Avant cela, les Yarsés et les Peulh ne se décoiffaient pas pour saluer un roi Moagha car tacitement le trône ne les intéressait pas même si légalement ils y ont droit. De nos jours, si on veut être strict dans le protocole, parmi les résidents du Mogho, seuls les Yarsé n’en sont pas tenus car eux ont renoncé au trône du Mogho.

Par conséquent, ils n’ont pas à enlever leur bonnet pour faire la preuve publique de leur allégeance. L’Histoire ne rapporte pas que suite à cet épisode qui a choqué profondément les Nakombsé, il y ait eu des représailles contre les communautés peulh, ni une guerre et encore moins un horrible massacre.

Au Mogho, les chansonniers et les tam-tams chantent l’unité nationale. Bien entendu ils chantent aussi les célébrités Peulh en mooré car ils font partie des leurs. Dans son célèbre livre, L’Etrange destin de Wangrin, Ahmadou Hampâté-Bâ témoigne de l’envergure du roi des Peulhs dans le Yadtenga. « Brildji Madouma Thiala [Djibril Mamadou] n’était pas seulement un chef qui, en importance, venait immédiatement après Bana Griti [Naba Tigri du Yadtenga]… ».

Tous ceux qui ont un bout de culture traditionnelle de cette région du Nord, connaissent la chanson qui glorifie ce chef peulh qui a réellement existé : « Silminaba Djibrila gnin là naaba gnin là monrè, gnin nso Yadg-tenga… » Une libre transcription et traduction du refrain de la chanson donnerait « Djibril le roi des Peulh, il est savant (Marabout), il est riche et le Yadtenga lui appartient. » Il devrait avoir d’autres cas. Voici un extrait de poème de tam-tam transcrit par Me Pacéré Titinga Frédéric dans Parole et poésie du tam-tam : Manega, culture et structures du peuple :

« […]

L’Autre, l’Autre !

L’Autre est toi-même !

BOODO, Peulh de Boolnogo !

L’Autre est toi-même !

WANDA, Peulh de Kouri !

L’Autre est toi-même !

La Panthère, Peulh de Barkoundba !

L’Autre est toi-même !

La Bouche, Peulh de Béolgo !

L’Autre est toi-même !

L’Epineux, Peulh de Tema !

L’Autre est toi-même !

[…]

L’excrément des vaches est le bois de chauffe !

L’Autre est toi-même ! […]
»

En fait, qui sont Mossi ?

Mossi est l’appellation (avec [i]) que les voisins des Mossé (Moagha au singulier) leur ont donnée. Cette différenciation est normale et s’observe partout dans le monde. Chaque nation se trouve un nom et les autres, ses voisines l’appellent un peu différemment.
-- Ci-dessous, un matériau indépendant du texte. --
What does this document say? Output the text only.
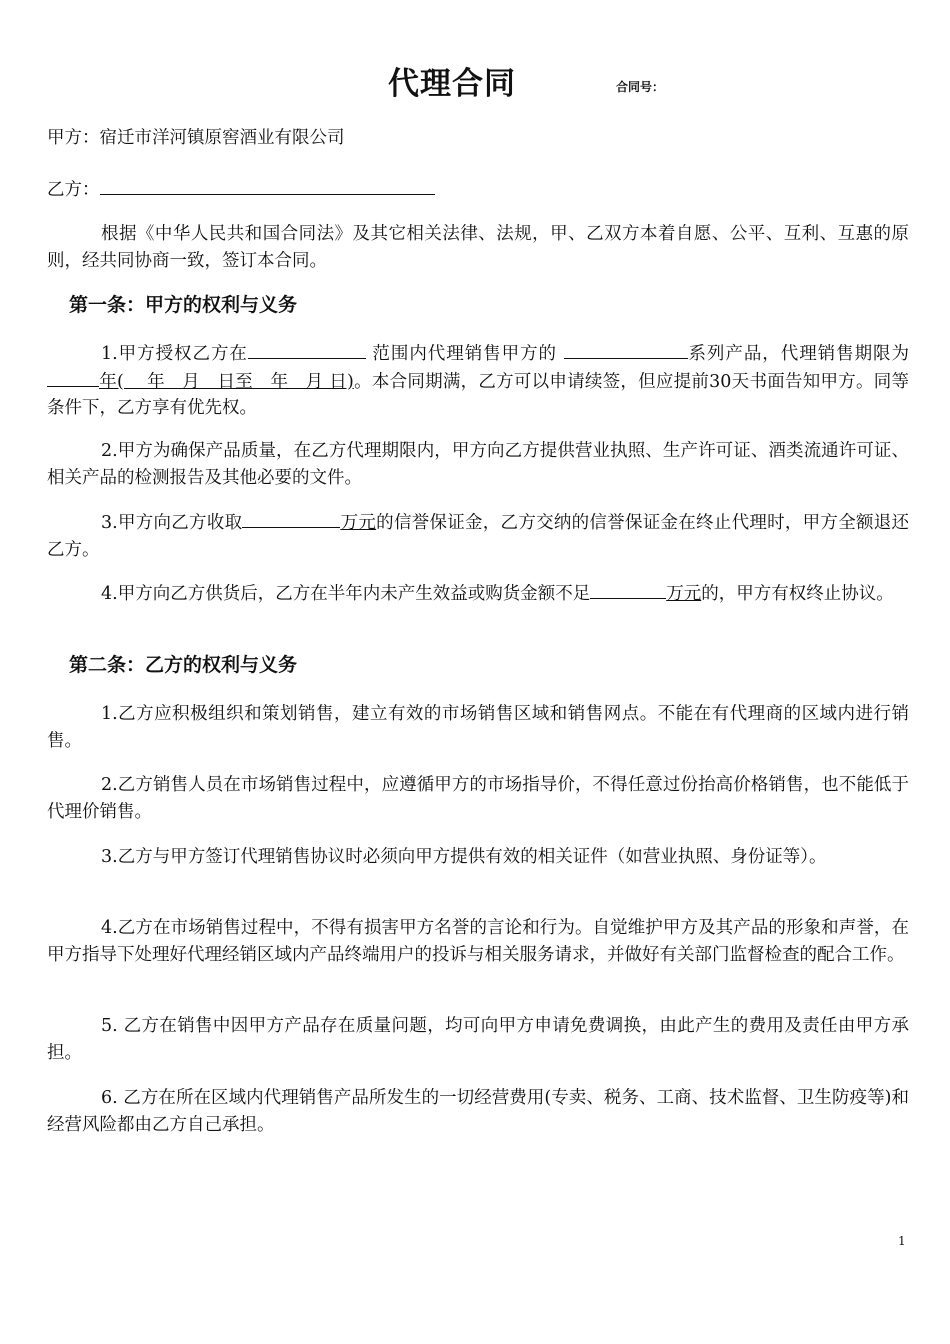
代理合同	合同号：
甲方：宿迁市洋河镇原窖酒业有限公司
乙方：
根据《中华人民共和国合同法》及其它相关法律、法规，甲、乙双方本着自愿、公平、互利、互惠的原则，经共同协商一致，签订本合同。
第一条：甲方的权利与义务
1.甲方授权乙方在	范围内代理销售甲方的	系列产品，代理销售期限为年(    年   月   日至   年   月 日)。本合同期满，乙方可以申请续签，但应提前30天书面告知甲方。同等条件下，乙方享有优先权。
2.甲方为确保产品质量，在乙方代理期限内，甲方向乙方提供营业执照、生产许可证、酒类流通许可证、相关产品的检测报告及其他必要的文件。
3.甲方向乙方收取	万元的信誉保证金，乙方交纳的信誉保证金在终止代理时，甲方全额退还乙方。
4.甲方向乙方供货后，乙方在半年内未产生效益或购货金额不足	万元的，甲方有权终止协议。
第二条：乙方的权利与义务
1.乙方应积极组织和策划销售，建立有效的市场销售区域和销售网点。不能在有代理商的区域内进行销售。
2.乙方销售人员在市场销售过程中，应遵循甲方的市场指导价，不得任意过份抬高价格销售，也不能低于代理价销售。
3.乙方与甲方签订代理销售协议时必须向甲方提供有效的相关证件（如营业执照、身份证等）。
4.乙方在市场销售过程中，不得有损害甲方名誉的言论和行为。自觉维护甲方及其产品的形象和声誉，在甲方指导下处理好代理经销区域内产品终端用户的投诉与相关服务请求，并做好有关部门监督检查的配合工作。
5. 乙方在销售中因甲方产品存在质量问题，均可向甲方申请免费调换，由此产生的费用及责任由甲方承担。
6. 乙方在所在区域内代理销售产品所发生的一切经营费用(专卖、税务、工商、技术监督、卫生防疫等)和经营风险都由乙方自己承担。
1
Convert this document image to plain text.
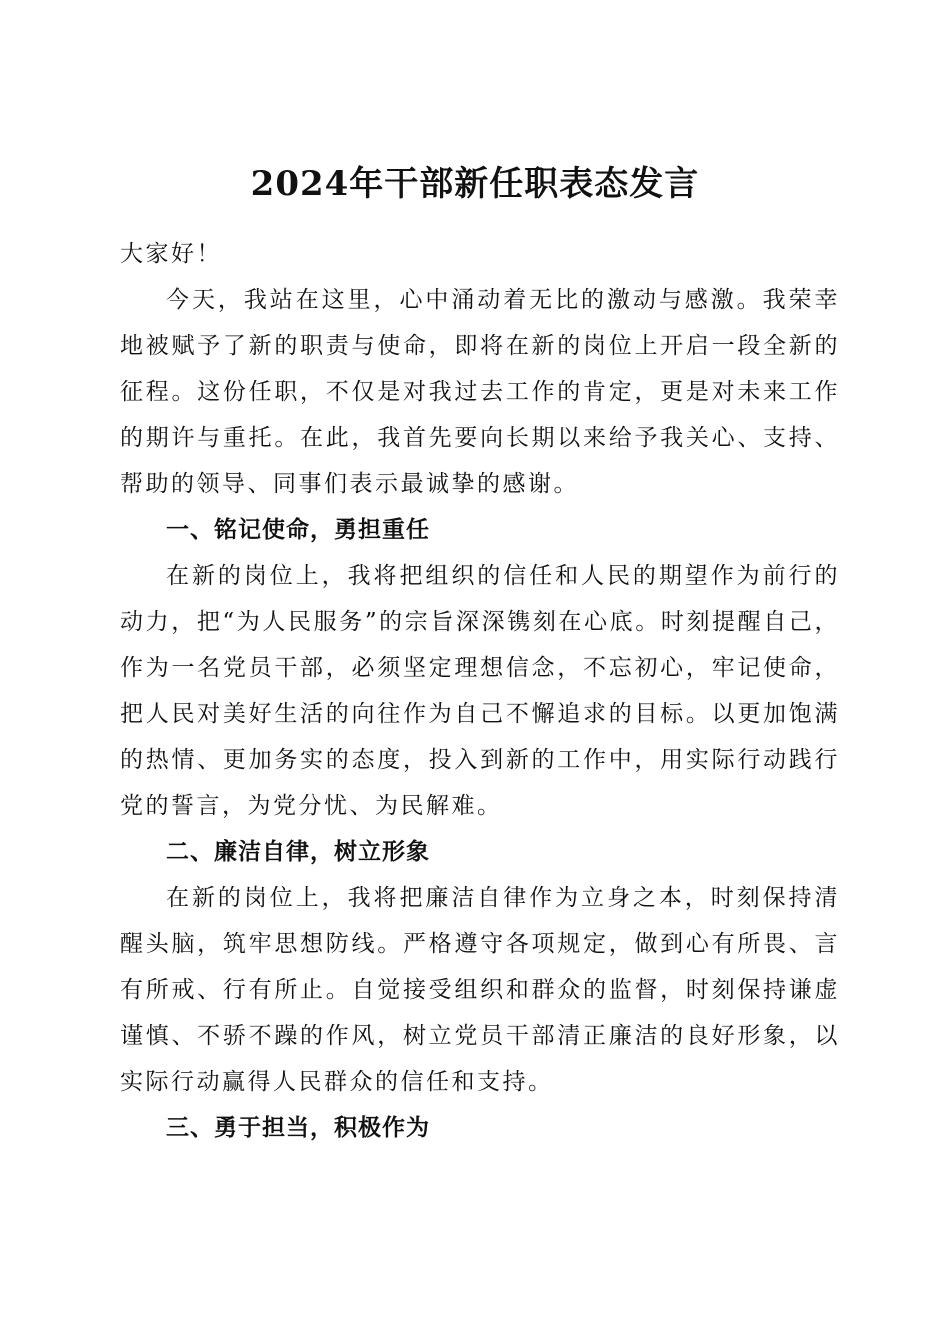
2024年干部新任职表态发言

大家好！

今天，我站在这里，心中涌动着无比的激动与感激。我荣幸地被赋予了新的职责与使命，即将在新的岗位上开启一段全新的征程。这份任职，不仅是对我过去工作的肯定，更是对未来工作的期许与重托。在此，我首先要向长期以来给予我关心、支持、帮助的领导、同事们表示最诚挚的感谢。

一、铭记使命，勇担重任

在新的岗位上，我将把组织的信任和人民的期望作为前行的动力，把“为人民服务”的宗旨深深镌刻在心底。时刻提醒自己，作为一名党员干部，必须坚定理想信念，不忘初心，牢记使命，把人民对美好生活的向往作为自己不懈追求的目标。以更加饱满的热情、更加务实的态度，投入到新的工作中，用实际行动践行党的誓言，为党分忧、为民解难。

二、廉洁自律，树立形象

在新的岗位上，我将把廉洁自律作为立身之本，时刻保持清醒头脑，筑牢思想防线。严格遵守各项规定，做到心有所畏、言有所戒、行有所止。自觉接受组织和群众的监督，时刻保持谦虚谨慎、不骄不躁的作风，树立党员干部清正廉洁的良好形象，以实际行动赢得人民群众的信任和支持。

三、勇于担当，积极作为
Par exemple les Français s’appellent ainsi, les Anglais les nomment French, les Allemands les appellent Französisch et les Basques les désignent par Frantsesa. C’est surtout à l’étranger qui n’est pas sensé connaitre les détails de la nation que l’on se présente comme étant un Moagha ou Mossé au pluriel. Ce qui signifie habitant(s) du Mogho.

Mogho est le territoire des Mossi. Les Mossi sont une nation composite. Une nation métisse. J’ai une préférence pour nation métisse car comme l’a si bien dit l’éminent historien Joseph Ki-Zerbo, « aucune ethnie, aucune nationalité ne peut se targuer d’avoir une personnalité achevée, non métissée… » Il s’agit donc véritablement d’un savant mélange de plusieurs peuples qui s’est forgé sur le territoire du Mogho. Dire que les Mossé étaient une nation n’a rien d’élogieux hormis que c’est la vérité pour quiconque veut bien regarder finement et objectivement.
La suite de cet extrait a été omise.